The pledges are all over the map and are still changing. The timing is crucial because of feedbacks. Scientists warn that feedbacks are unpredictable and can set off cascading chain reactions. Emitted gases interact within a complex system with varying time scales: a slight rise in temperature is much more dangerous when forests have already dried up because of multi-year droughts. Delaying substantial reductions gambles with “runaway”, uncontrollable climate change.

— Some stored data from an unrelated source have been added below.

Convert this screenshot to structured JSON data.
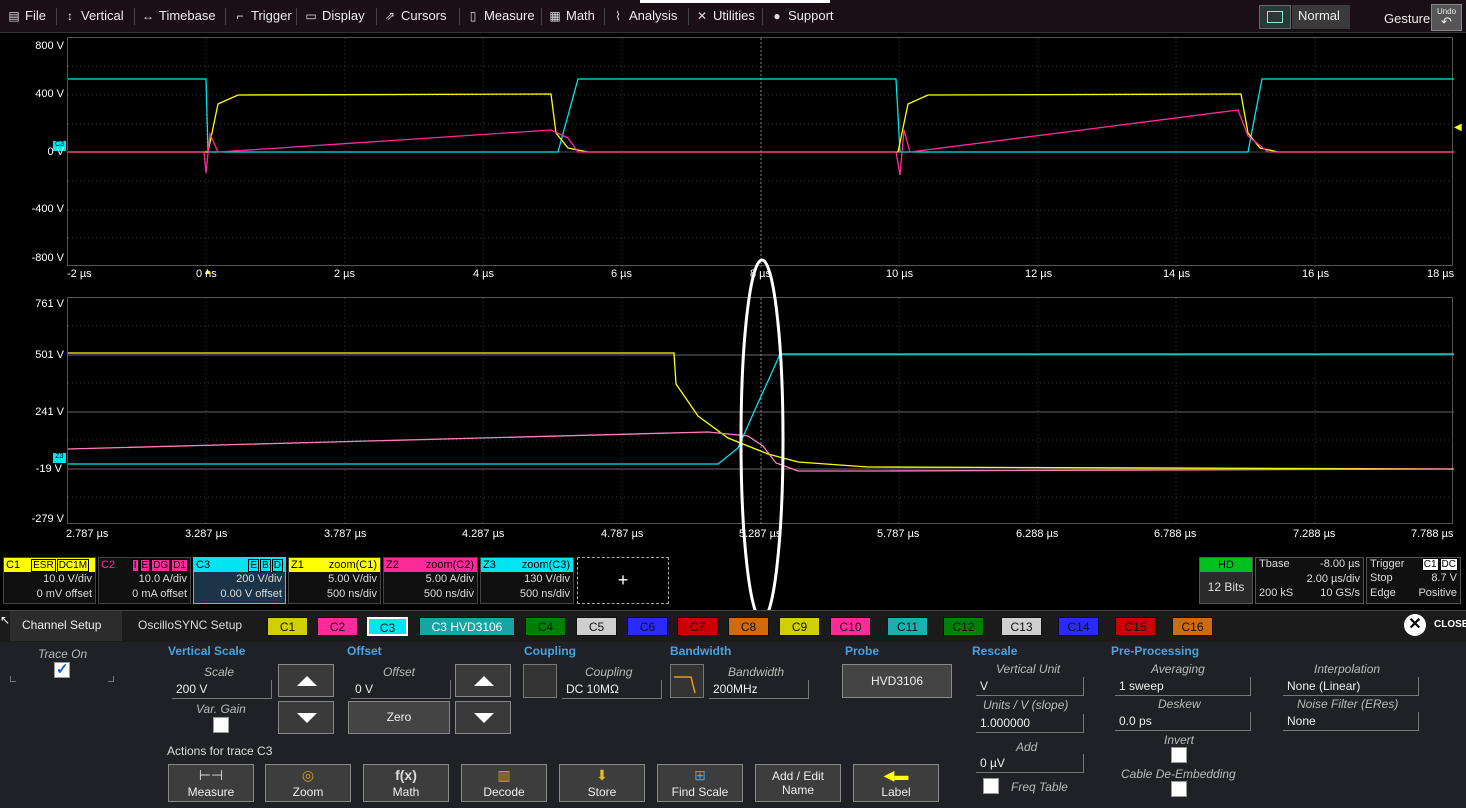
{
  "menu": {
    "file": "File",
    "vertical": "Vertical",
    "timebase": "Timebase",
    "trigger": "Trigger",
    "display": "Display",
    "cursors": "Cursors",
    "measure": "Measure",
    "math": "Math",
    "analysis": "Analysis",
    "utilities": "Utilities",
    "support": "Support",
    "mode": "Normal",
    "gesture": "Gesture",
    "undo": "Undo"
  },
  "top_grid": {
    "y_labels": [
      "800 V",
      "400 V",
      "0 V",
      "-400 V",
      "-800 V"
    ],
    "x_labels": [
      "-2 µs",
      "0 ns",
      "2 µs",
      "4 µs",
      "6 µs",
      "8 µs",
      "10 µs",
      "12 µs",
      "14 µs",
      "16 µs",
      "18 µs"
    ],
    "marker": "C3"
  },
  "zoom_grid": {
    "y_labels": [
      "761 V",
      "501 V",
      "241 V",
      "-19 V",
      "-279 V"
    ],
    "x_labels": [
      "2.787 µs",
      "3.287 µs",
      "3.787 µs",
      "4.287 µs",
      "4.787 µs",
      "5.287 µs",
      "5.787 µs",
      "6.288 µs",
      "6.788 µs",
      "7.288 µs",
      "7.788 µs"
    ],
    "marker": "Z3"
  },
  "descriptors": [
    {
      "name": "C1",
      "tags": [
        "ESR",
        "DC1M"
      ],
      "line1": "10.0 V/div",
      "line2": "0 mV offset",
      "color": "#ffff00"
    },
    {
      "name": "C2",
      "tags": [
        "I",
        "E",
        "DG",
        "D1"
      ],
      "line1": "10.0 A/div",
      "line2": "0 mA offset",
      "color": "#ff2a9a"
    },
    {
      "name": "C3",
      "tags": [
        "E",
        "B",
        "D"
      ],
      "line1": "200 V/div",
      "line2": "0.00 V offset",
      "color": "#00e5f0"
    },
    {
      "name": "Z1",
      "source": "zoom(C1)",
      "line1": "5.00 V/div",
      "line2": "500 ns/div",
      "color": "#ffff00"
    },
    {
      "name": "Z2",
      "source": "zoom(C2)",
      "line1": "5.00 A/div",
      "line2": "500 ns/div",
      "color": "#ff2a9a"
    },
    {
      "name": "Z3",
      "source": "zoom(C3)",
      "line1": "130 V/div",
      "line2": "500 ns/div",
      "color": "#00e5f0"
    }
  ],
  "add_descriptor": "+",
  "hd": {
    "label": "HD",
    "bits": "12 Bits"
  },
  "tbase": {
    "label": "Tbase",
    "delay": "-8.00 µs",
    "per_div": "2.00 µs/div",
    "samples": "200 kS",
    "rate": "10 GS/s"
  },
  "trigger": {
    "label": "Trigger",
    "ch": "C1",
    "coupling": "DC",
    "mode": "Stop",
    "level": "8.7 V",
    "type": "Edge",
    "slope": "Positive"
  },
  "tabs": {
    "channel_setup": "Channel Setup",
    "oscillosync": "OscilloSYNC Setup",
    "channels": [
      "C1",
      "C2",
      "C3",
      "C3 HVD3106",
      "C4",
      "C5",
      "C6",
      "C7",
      "C8",
      "C9",
      "C10",
      "C11",
      "C12",
      "C13",
      "C14",
      "C15",
      "C16"
    ],
    "close": "CLOSE"
  },
  "setup": {
    "trace_on": "Trace On",
    "vertical_scale": "Vertical Scale",
    "scale_label": "Scale",
    "scale_value": "200 V",
    "var_gain": "Var. Gain",
    "offset": "Offset",
    "offset_label": "Offset",
    "offset_value": "0 V",
    "zero": "Zero",
    "coupling": "Coupling",
    "coupling_label": "Coupling",
    "coupling_value": "DC 10MΩ",
    "bandwidth": "Bandwidth",
    "bandwidth_label": "Bandwidth",
    "bandwidth_value": "200MHz",
    "probe": "Probe",
    "probe_value": "HVD3106",
    "rescale": "Rescale",
    "vertical_unit_label": "Vertical Unit",
    "vertical_unit_value": "V",
    "units_slope_label": "Units / V (slope)",
    "units_slope_value": "1.000000",
    "add_label": "Add",
    "add_value": "0 µV",
    "freq_table": "Freq Table",
    "preproc": "Pre-Processing",
    "averaging_label": "Averaging",
    "averaging_value": "1 sweep",
    "deskew_label": "Deskew",
    "deskew_value": "0.0 ps",
    "invert": "Invert",
    "cable_deembed": "Cable De-Embedding",
    "interp_label": "Interpolation",
    "interp_value": "None (Linear)",
    "noise_label": "Noise Filter (ERes)",
    "noise_value": "None",
    "actions_label": "Actions for trace C3",
    "actions": [
      "Measure",
      "Zoom",
      "Math",
      "Decode",
      "Store",
      "Find Scale",
      "Add / Edit Name",
      "Label"
    ]
  },
  "colors": {
    "c1": "#ffff00",
    "c2": "#ff2a9a",
    "c3": "#00e5f0",
    "accent": "#4aa3df"
  }
}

There are many unanswered questions. Do the reductions include the three exempt sectors – international aviation, international shipping, and the military? Do the national pledges include outsourced emissions? Biden pledged to reduce emissions 50% by 2030 and zero emissions by 2050 from a baseline of 2005, but 2005 was the year that US emissions peaked at just below 6,000 million tonnes of CO2. Announced on October 28: “Putin stunned observers by committing Russia to a target of net zero by 2060 – the same as China and, most recently, Saudi Arabia.” India pledged net zero by 2070. The International Maritime Organization pledged a cut of 50% from 2008 levels, but the shipping sector doesn’t yet have technology to reach net zero by 2050. Canada’s target is 40 to 45 per cent reduction below 2005 levels by 2030 and zero by 2050. The Canadian government speaks through both sides of its mouth when it comes to fossil fuel subsidies, supporting pipelines and tar sands development. Hansen said that development of the tar sands would mean “game over for the planet.” The EU pledged in June to cut 55% in net greenhouse gas emissions by 2030, compared with 1990 levels, and zero net emissions by 2050, but the EU also outsources industrial production.

Since the U.S. scientists’ 1988 deposition, there has not been a schedule or clear timetable of mandatory reductions, firm regulations, and enforced implementation. There clearly needs to be determination of jurisdictional boundaries regarding decision-making and responsibility for providing basic necessities at the relevant levels of neighborhood, rural and urban, national, regional, and global communities. With this emergency, shouldn’t energy be prioritized and reserved for essential goods and services?

Notes

[1] Joel Alden Schlosser, Herodotus in the Anthropocene, Chicago, University of Chicago Press, 2020. Schlosser uses the term “dynamic complexity” to conceptualize multiple and changing functions and interactions, applicable to understanding the climate and democracy.

[2]James Hansen, Storms of My Grandchildren: the truth about the coming climate catastrophe and our last chance to save humanity, Bloomsbury, New York, 2009. See especially Chapter 8, p. 140-171.

[3]Friedrich Engels, The Condition of the Working Class in England, Oxford University Press: Oxford, 1993.

[4]Andreas Malm, Fossil Capital: the rise of steam power and the roots of global warming, Verso: London, 2016.

[5]Eric Toussaint, The World Bank : a critical primer, Pluto Press: London, 2008. P. 183.

[6]Patrick Bond, Rahana Dada, Graham Erion, Climate change, carbon trading and civil society : negative returns on South African investments, University of KwaZulu-Natal Press, Scotsville, South Africa, 2009.